Reviewed by Ilhem
STORY: Bridges and Angels
BOOK: Lost and Found
AUTHORS: MF Kays
EDITOR: Kris Jacen
PUBLISHER: Featherweight Press
BLURB: Some statistics say that 40% of all homeless teens are GLBT. They’re on the streets after their families have thrown them away, told them that they don’t matter, that they’re not normal. Well, guess what? Those families are wrong. This collection of stories by ten talented authors spans the spectrum (historical, paranormal, transgender, cutter, gay) to show that – it’s okay, there are people out there that care, and these teens are perfect just the way they are.
“Bridges and Angels” opens the anthology “Lost and Found”: two words that cover many realities and this is the story of one of them. Gipson’s story.
Gipson is 18 years old and he’s learning. He’s learning to survive on the streets, to find temporary warmth and shelter, to run and to hide, to be wary and scared.
Soon I fear, he will learn to turn tricks. Survival has its cost, right?
Wariness again, the comfort of a fire camp under a bridge and a plunge back in time, a trembling, tender, cute and exciting first time that ends up abruptly in pain, terror and losses.
Back under the bridge, Gipson’s story follows its course…
I‘m not a huge fan of the angel plot device, but with a broken story line that gives punch to the narrative, an on the whole well developed plot and details that ring true, Bridges and Angels is a story – but not a romance -that hit right in the target and to which I related. You’ll have to bear the echo, I’m afraid!
There is a whole range of reactions to homosexuality, bisexuality and transgender. What struck me at the beginning is how vital it is to preserve familial bonds, how important education, information, sometimes mediation are in matter of prevention.
Still, at the extreme of the spectrum, there is Gipson’s father who lives parenthood as a creditor in a transaction that he can rightfully end as long as he feels that the debt is not being paid, who can take everything back and kick the child he pampered out. Purely and simply erased.
As much as I’m rejoicing that the educational and informational work pays off, that the world is changing and that more and more people will accept what should in a perfect world simply be, there are still and there probably always will be LGBT kids living on the streets, on the fringe of the world.
A young one on the street is in danger and it is an emergency.
Kids should know that they didn’t do anything wrong, that the shame is not theirs to feel, that it’s okay to ask for help, even if it means to tell why they’ve been kicked out and they should know where they can ask for it.

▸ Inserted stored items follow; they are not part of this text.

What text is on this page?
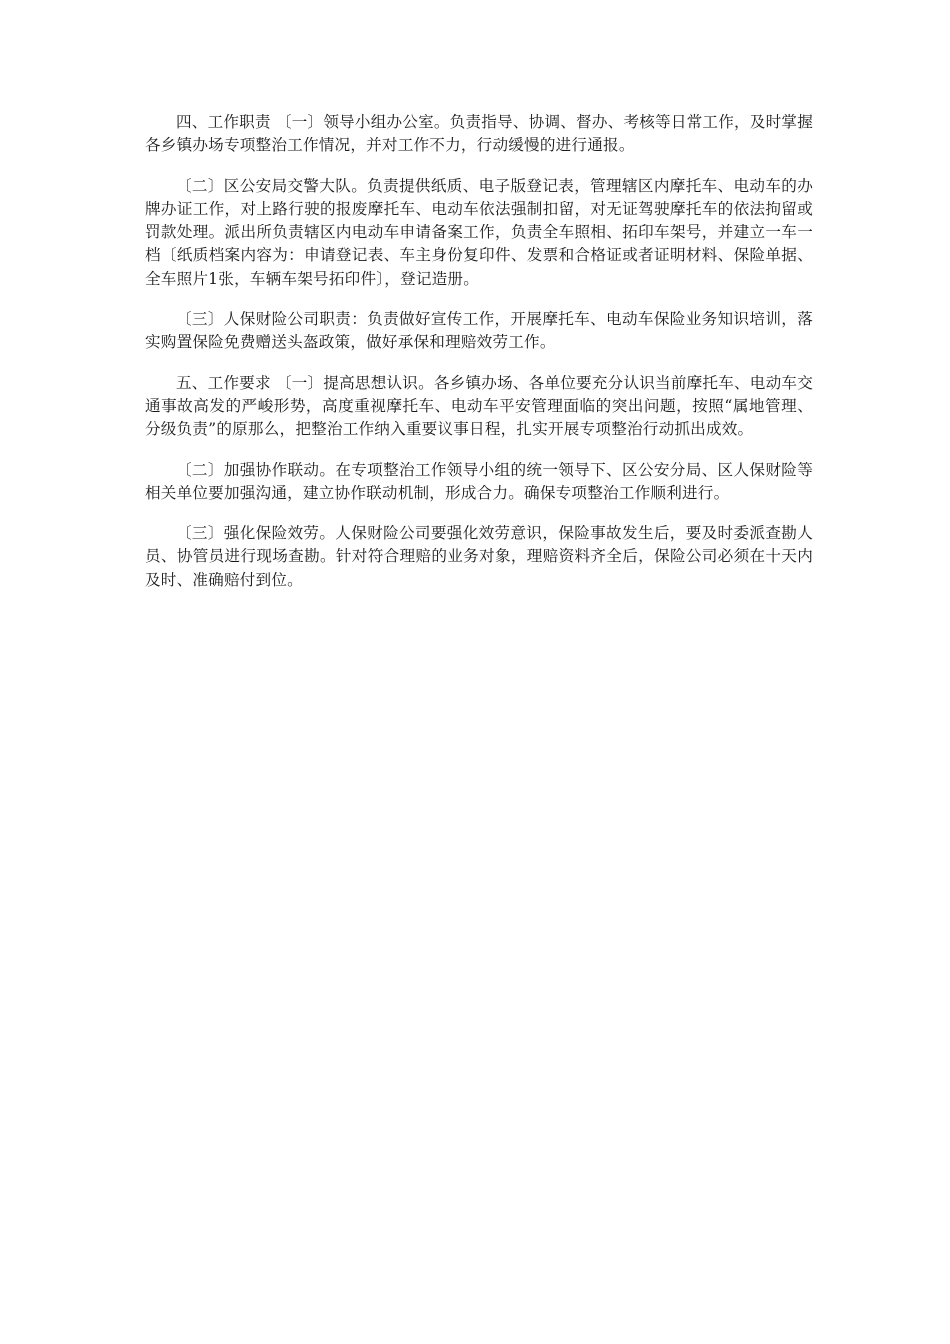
四、工作职责 〔一〕领导小组办公室。负责指导、协调、督办、考核等日常工作，及时掌握各乡镇办场专项整治工作情况，并对工作不力，行动缓慢的进行通报。

〔二〕区公安局交警大队。负责提供纸质、电子版登记表，管理辖区内摩托车、电动车的办牌办证工作，对上路行驶的报废摩托车、电动车依法强制扣留，对无证驾驶摩托车的依法拘留或罚款处理。派出所负责辖区内电动车申请备案工作，负责全车照相、拓印车架号，并建立一车一档〔纸质档案内容为：申请登记表、车主身份复印件、发票和合格证或者证明材料、保险单据、全车照片1张，车辆车架号拓印件〕，登记造册。

〔三〕人保财险公司职责：负责做好宣传工作，开展摩托车、电动车保险业务知识培训，落实购置保险免费赠送头盔政策，做好承保和理赔效劳工作。

五、工作要求 〔一〕提高思想认识。各乡镇办场、各单位要充分认识当前摩托车、电动车交通事故高发的严峻形势，高度重视摩托车、电动车平安管理面临的突出问题，按照“属地管理、分级负责”的原那么，把整治工作纳入重要议事日程，扎实开展专项整治行动抓出成效。

〔二〕加强协作联动。在专项整治工作领导小组的统一领导下、区公安分局、区人保财险等相关单位要加强沟通，建立协作联动机制，形成合力。确保专项整治工作顺利进行。

〔三〕强化保险效劳。人保财险公司要强化效劳意识，保险事故发生后，要及时委派查勘人员、协管员进行现场查勘。针对符合理赔的业务对象，理赔资料齐全后，保险公司必须在十天内及时、准确赔付到位。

The longer they live in survival mode, the farther they will be gone, the longer and the more uncertain the road back will be, once they are found. If they are found.
It is intolerable but sadly still unavoidable to rely on what some will call Providence and others hazard, so that they have access to organisations that will help them.
Yet, they are crossing paths with people who see them, if only for a moment, who are willing to hold a hand, give warmth, food, but can only offer a brief reprieve.
Yet, there are shelters. Overcrowded, without any place left to give and sometimes no safety to offer.
Education, information campains, mediation, shelters and social work are a whole in which many organisations play their part but a strong network needs willing hands and money to fuel the machine. Also, open eyes willing to give an address or a phone number or even to make a phone call are needed to build bridges that will bring homeless kids toward places and people who will offer rest and help and give them a chance to grow up safely.
“You’re weary and been travelling for a long time. Just rest up and the morning will be a better day”
“All royalties from this anthology are being donated to Lost-n-Found Youth in Atlanta, Georgia.”